Axial TurbineCopyright: © RWTH Aachen | IST
The 1.5-stage cold-air turbine has long served as the basis for experimental verification in a wide range of research projects. The knowledge gained from this test rig makes a decisive contribution to improving the efficiency of industrial turbomachinery. The modular design makes it possible to investigate new blading or new measuring techniques without major conversion measures.
Power: 165 kW
Speed: 3500 rpm
Total pressure ratio: 1.29
Total inlet temperature: 56 °C
Mass flow: 8.1 kg/s
Reynolds number up to 810,000
3 total pressure & total temperature rakes at inlet and outlet level
3 measuring planes each behind stator 1 & 2 and rotor for traversing the flow with different probes
The 1.5-stage turbine consists of two guide wheels and the centrally positioned impeller. To determine the efficiency, the total temperature and total pressure upstream of the first stator and downstream of the second stator are measured.
The total temperatures and total pressures upstream of the first guide wheel are determined via four vertical rakes. At the outlet, there are 3 rakes on a ring that can be rotated by 120°. This enables the measurement of a two-dimensional flow field over the entire circumference.

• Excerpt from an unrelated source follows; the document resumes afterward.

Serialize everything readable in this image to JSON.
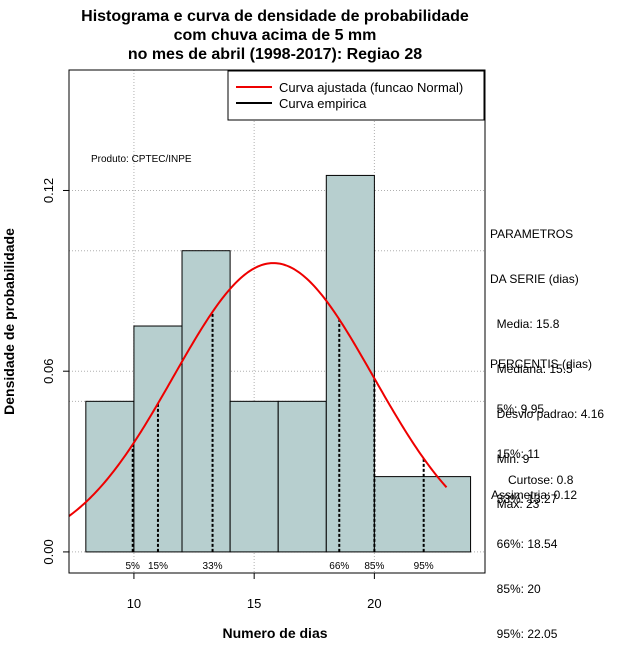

The axial turbine is operated in a semi-open circuit and is supplied with two parallel-connected radial compressors from GHH. The air is cooled down to the desired operating temperature after the compressors in order to set the desired operating points. The inlet and outlet pressure is continuously adjusted via a pressure control and the speed is controlled via an eddy current brake. This control ensures that a constant operating point can be maintained over a driving day, even with changing ambient conditions.
The comprehensive measurement technology allows both the highly accurate determination of global machine parameters and the detailed measurement of the flow within the turbine. For safety, the test setup is surrounded by a burst protection designed to prevent the rotor disc from breaking at 7,500 rpm.
Optimisation of end wall contours
Numerical optimisation algorithms were used to optimise the shape of the end walls on the hub and casing of the first stator and the rotor in order to achieve an increase in efficiency by homogenising the stator outflow and attenuating the secondary flows. Experimental validation of these non-axially symmetric configurations was performed on the axial turbine.
Aerodynamic robustness of optimised end wall contours against sealing air injection
By means of an additionally integrated secondary air system, sealing air can be injected into the main flow through the cavity between rotor and stator. The effects of this sealing air on the mode of action of optimised end wall contours are the subject of ongoing experimental and numerical investigations.
Turbulence development in turbine stages
Many common numerical turbulence models are based on the assumption of isotropic turbulence, which, however, is not always valid for complex flows. With the help of high-precision hot-wire probes, turbulent flow variables in the turbine can be measured in detail. These data are then used to improve and validate the numerical turbulence models.